"Masak Kita Punya Presiden Bekas Narapidana?"
- Antara/ Yudhi Mahatma
VIVAnews - Anggota Komisi II Dewan Perwakilan Rakyat, Abdul Malik Haramain, menyatakan aturan narapidana ikut dalam kompetisi politik mengikuti yang sudah ada saja. Dalam Undang-undang, yang diancam hukuman pidana lima tahun penjara, tak boleh aktif sebagai politikus.
"Secara moral, tak usahlan. Masak kita punya presiden mantan narapidana?" kata politikus Partai Kebangkitan Bangsa itu di Gedung DPR, Senayan, Jakarta, Senin 30 Januari 2012.
Kemudian, warga negara yang diancam pidana lima tahun penjara juga tidak boleh ikut sebagai calon legislator dan kepala daerah. "Artinya, dia sudah cacat secara moral dan hukum," kata Malik.
Direktur Lingkar Madani, Ray Rangkuti, menilai mantan narapidana koruptor jangan mencalonkan diri lagi.

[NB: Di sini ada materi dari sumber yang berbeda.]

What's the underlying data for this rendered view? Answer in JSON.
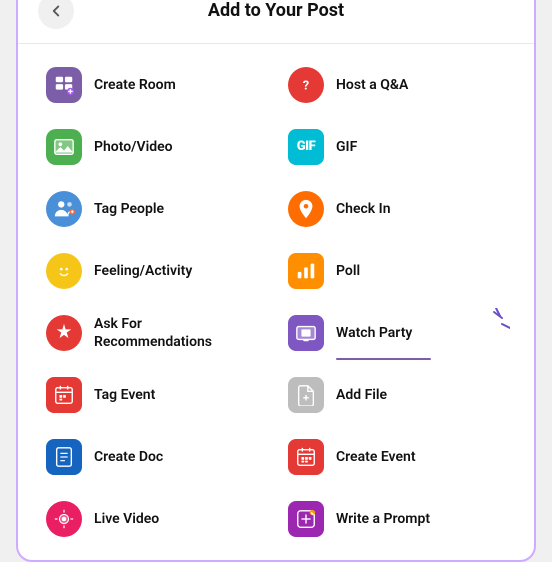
{
  "header": {
    "title": "Add to Your Post",
    "back_label": "←"
  },
  "items": [
    {
      "id": "create-room",
      "label": "Create Room",
      "icon_color": "icon-purple",
      "icon": "➕🎥",
      "col": 0
    },
    {
      "id": "host-qa",
      "label": "Host a Q&A",
      "icon_color": "icon-qa",
      "icon": "❓",
      "col": 1
    },
    {
      "id": "photo-video",
      "label": "Photo/Video",
      "icon_color": "icon-green",
      "icon": "🖼️",
      "col": 0
    },
    {
      "id": "gif",
      "label": "GIF",
      "icon_color": "icon-gif",
      "icon": "GIF",
      "col": 1
    },
    {
      "id": "tag-people",
      "label": "Tag People",
      "icon_color": "icon-blue",
      "icon": "👤",
      "col": 0
    },
    {
      "id": "check-in",
      "label": "Check In",
      "icon_color": "icon-orange",
      "icon": "📍",
      "col": 1
    },
    {
      "id": "feeling-activity",
      "label": "Feeling/Activity",
      "icon_color": "icon-yellow",
      "icon": "😊",
      "col": 0
    },
    {
      "id": "poll",
      "label": "Poll",
      "icon_color": "icon-bar",
      "icon": "📊",
      "col": 1
    },
    {
      "id": "ask-recommendations",
      "label": "Ask For\nRecommendations",
      "icon_color": "icon-red",
      "icon": "⭐",
      "col": 0
    },
    {
      "id": "watch-party",
      "label": "Watch Party",
      "icon_color": "icon-watch",
      "icon": "📺",
      "col": 1,
      "highlighted": true
    },
    {
      "id": "tag-event",
      "label": "Tag Event",
      "icon_color": "icon-event",
      "icon": "📅",
      "col": 0
    },
    {
      "id": "add-file",
      "label": "Add File",
      "icon_color": "icon-file",
      "icon": "📄",
      "col": 1
    },
    {
      "id": "create-doc",
      "label": "Create Doc",
      "icon_color": "icon-dark-blue",
      "icon": "📝",
      "col": 0
    },
    {
      "id": "create-event",
      "label": "Create Event",
      "icon_color": "icon-event",
      "icon": "📅",
      "col": 1
    },
    {
      "id": "live-video",
      "label": "Live Video",
      "icon_color": "icon-pink-red",
      "icon": "🎥",
      "col": 0
    },
    {
      "id": "write-prompt",
      "label": "Write a Prompt",
      "icon_color": "icon-prompt",
      "icon": "✏️",
      "col": 1
    }
  ]
}
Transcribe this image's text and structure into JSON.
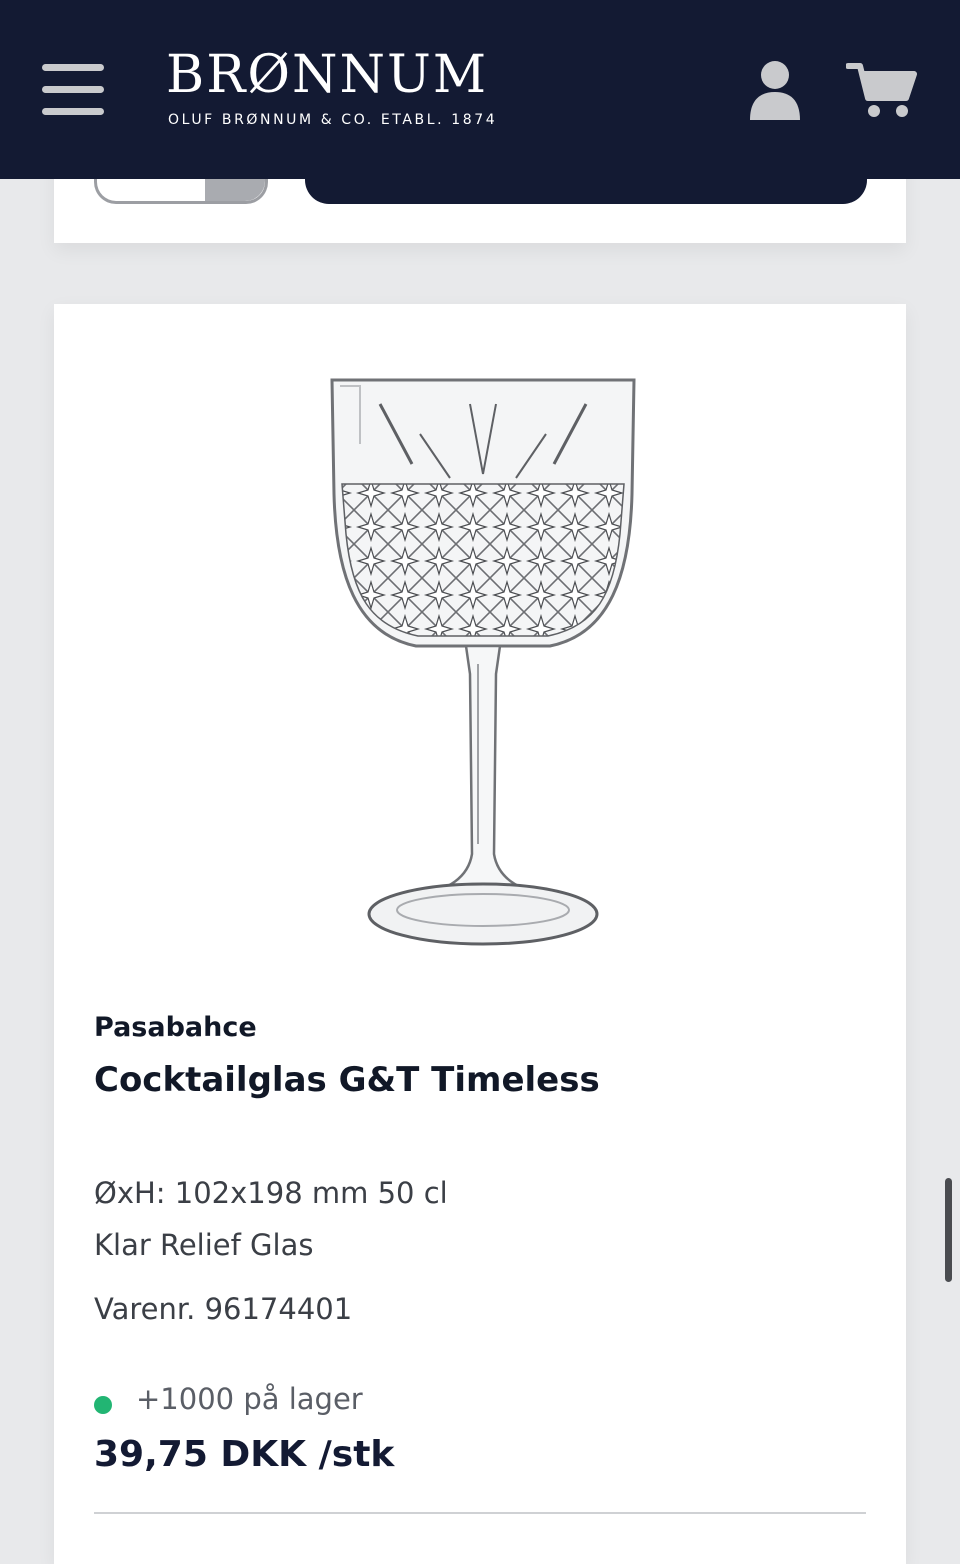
{
  "header": {
    "brand_title": "BRØNNUM",
    "brand_subtitle": "OLUF BRØNNUM & CO.   ETABL. 1874",
    "background": "#131a33",
    "icons": {
      "menu": "hamburger-menu-icon",
      "account": "user-icon",
      "cart": "shopping-cart-icon"
    }
  },
  "product": {
    "brand": "Pasabahce",
    "title": "Cocktailglas G&T Timeless",
    "dimensions": "ØxH: 102x198 mm 50 cl",
    "material": "Klar Relief Glas",
    "sku": "Varenr. 96174401",
    "stock": "+1000 på lager",
    "stock_color": "#22b573",
    "price": "39,75 DKK /stk"
  }
}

Meski demikian, ada sisi hak asasi manusia dari mantan narapidana koruptor yang juga perlu dilindungi.
"Saya setuju eks napi koruptor tidak usah mencalonkan diri lagi, tetapi dilihat tingkat kesalahannya dulu, ada gradasinya," kata Ray Rangkuti dalam perbincangan dengan VIVAnews.com.
Putusan Mahkamah Konstitusi pada 2009 menyatakan bahwa mantan narapidana dapat saja mencalonkan diri sebagai anggota legislatif. Namun, mereka harus memenuhi sejumlah syarat.
Mahkamah mengabulkan sebagian uji materi Undang-undang Pemilu dan Undang-undang Pemerintahan Daerah. Pasal yang dimohonkan yakni Pasal 12 huruf g, Pasal 50 ayat 1 huruf g UU Pemilu dan Pasal 58 UU Pemerintahan Daerah.
Pasal-pasal itu mengatur, persyaratan tidak pernah dijatuhi pidana penjara berdasarkan putusan pengadilan yang telah mempunyai kekuatan hukum tetap, karena melakukan tindak pidana yang diancam pidana penjara lima tahun, untuk menjadi calon anggota Dewan Perwakilan Rakyat, DPR Daerah Provinsi, dan DPRD Kabupaten/Kota.